- Born: Abu Bakr Jamāl al-Dīn Muḥammad ibn Shams al-Dīn Muḥammad ibn Sharaf al-Dīn Muḥammad ibn al-Ḥasan ibn Ṣāliḥ ibn Yaḥyā ibn Ṭāhir ibn Muḥammad ibn al-Khaṭīb ʿAbd al-Raḥīm ibn Nubāta April 1287 Cairo, Egypt
- Died: 14 October 1366 (aged 79) Cairo, Egypt
- Occupation: Poet
- Writing career
- Language: Arabic
- Notable work: al-Qaṭr an-Nubātī

= Ibn Nubata =

14th-century Egyptian poet

Abu Bakr Jamāl al-Dīn Muḥammad ibn Shams al-Dīn Muḥammad ibn Sharaf al-Dīn Muḥammad ibn al-Ḥasan ibn Ṣāliḥ ibn Yaḥyā ibn Ṭāhir ibn Muḥammad ibn al-Khaṭīb ʿAbd al-Raḥīm ibn Nubāta (Arabic: أَبُو بَكْر جَمَال الدِّين مُحَمَّد اِبْن شَمْس الدِّين مُحَمَّد اِبْن شَرَف الدِّين مُحَمَّد اِبْن الْحَسَن اِبْن صَالِح اِبْن يَحْيَى اِبْن طَاهِر اِبْن مُحَمَّد اِبْن الْخَاطِب عَبْد الرَّحِيم اِبْن نُبَاتَة), better known simply as Ibn Nubāta (Arabic: ابن نباتة; April 1287 – October 14, 1366) was an Arab poet of the Mamluk period. Best known for his poetry, he also wrote prose. His works are largely not, or not critically, edited to this day, but in 2018 Thomas Bauer was reported to be completing an edition of his al-Qaṭr an-Nubātī ('Ibn Nubātah's Sweet Drops'). Research on Ibn Nubata's work is still in its infancy.

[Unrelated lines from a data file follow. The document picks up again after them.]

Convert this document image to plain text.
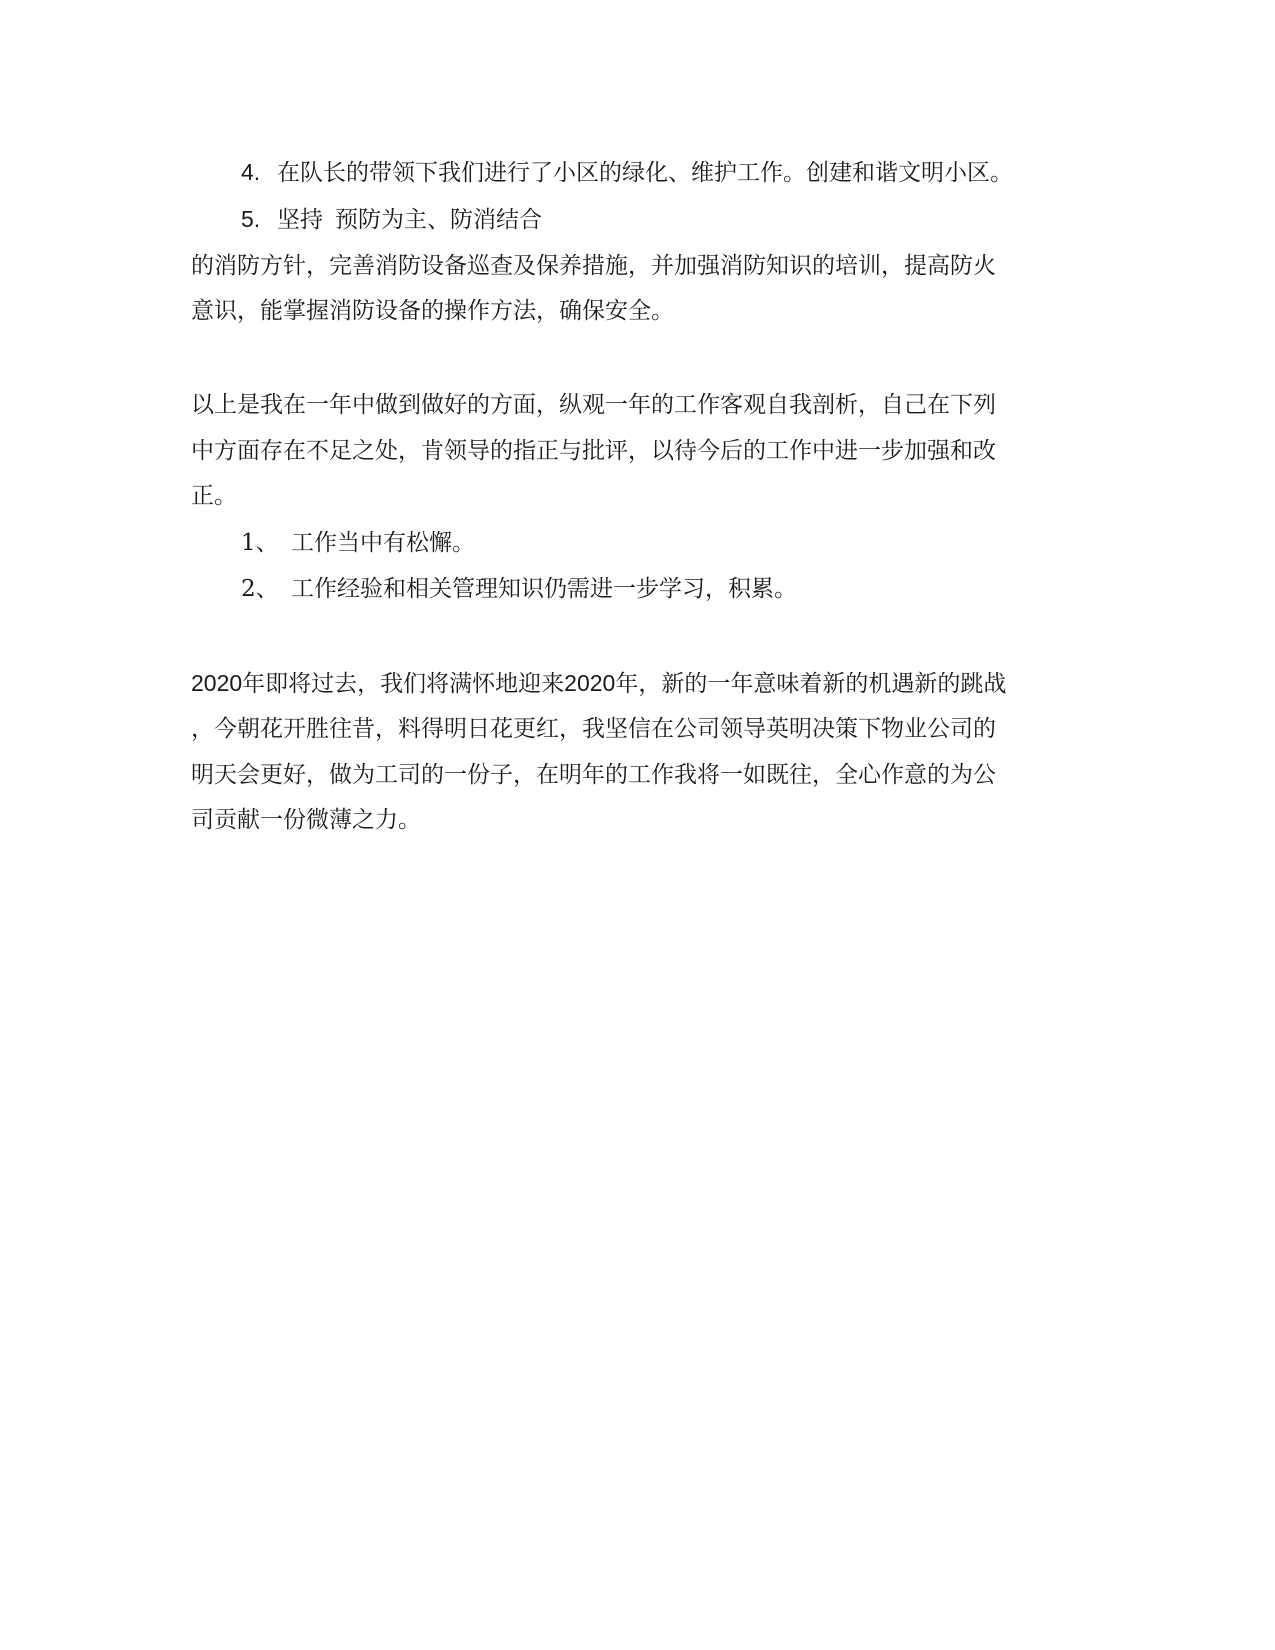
4. 在队长的带领下我们进行了小区的绿化、维护工作。创建和谐文明小区。
5. 坚持 预防为主、防消结合
的消防方针，完善消防设备巡查及保养措施，并加强消防知识的培训，提高防火
意识，能掌握消防设备的操作方法，确保安全。
以上是我在一年中做到做好的方面，纵观一年的工作客观自我剖析，自己在下列
中方面存在不足之处，肯领导的指正与批评，以待今后的工作中进一步加强和改
正。
1、 工作当中有松懈。
2、 工作经验和相关管理知识仍需进一步学习，积累。
2020年即将过去，我们将满怀地迎来2020年，新的一年意味着新的机遇新的跳战
，今朝花开胜往昔，料得明日花更红，我坚信在公司领导英明决策下物业公司的
明天会更好，做为工司的一份子，在明年的工作我将一如既往，全心作意的为公
司贡献一份微薄之力。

Ibn Nubata was the son of a Hadith scholar and from early youth his interest in poetry emerged in short poems he wrote. Born in Fusṭāṭ, in 1316 he left Cairo for Damascus and lived there until 1360, taking short stays in Hama and Aleppo. However, the Sultan An-Nasir Hasan ordered his return to Cairo.

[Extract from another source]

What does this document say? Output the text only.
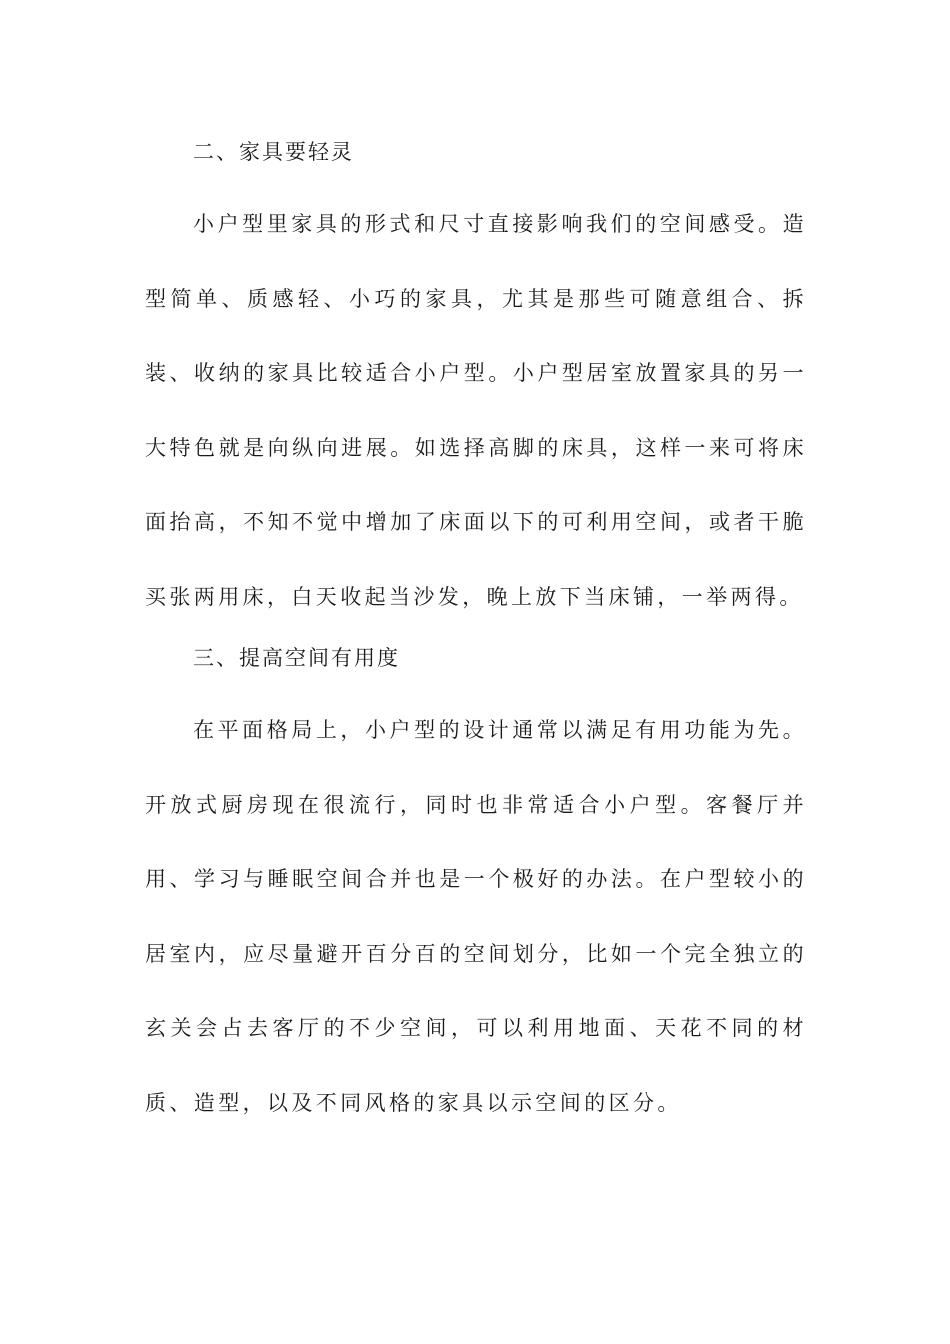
二、家具要轻灵

小户型里家具的形式和尺寸直接影响我们的空间感受。造型简单、质感轻、小巧的家具，尤其是那些可随意组合、拆装、收纳的家具比较适合小户型。小户型居室放置家具的另一大特色就是向纵向进展。如选择高脚的床具，这样一来可将床面抬高，不知不觉中增加了床面以下的可利用空间，或者干脆买张两用床，白天收起当沙发，晚上放下当床铺，一举两得。

三、提高空间有用度

在平面格局上，小户型的设计通常以满足有用功能为先。开放式厨房现在很流行，同时也非常适合小户型。客餐厅并用、学习与睡眠空间合并也是一个极好的办法。在户型较小的居室内，应尽量避开百分百的空间划分，比如一个完全独立的玄关会占去客厅的不少空间，可以利用地面、天花不同的材质、造型，以及不同风格的家具以示空间的区分。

Ibn Nubata, alongside Ṣafīddīn al-Ḥillī, was one of the two most celebrated Arab poets of the 14th century.

Ibn Nubata died on October 14, 1366 (8 Safar 768 AH), and is buried in the Qalawun cemetery of Al-Mansur Qalawun.

Ibn Nubāta was a seminal writer in the development of the epigrammatic poetic form known as maqṭūʿ: al-Qaṭr an-Nubātī is thought to be the first sole-authored collection of poems in this genre.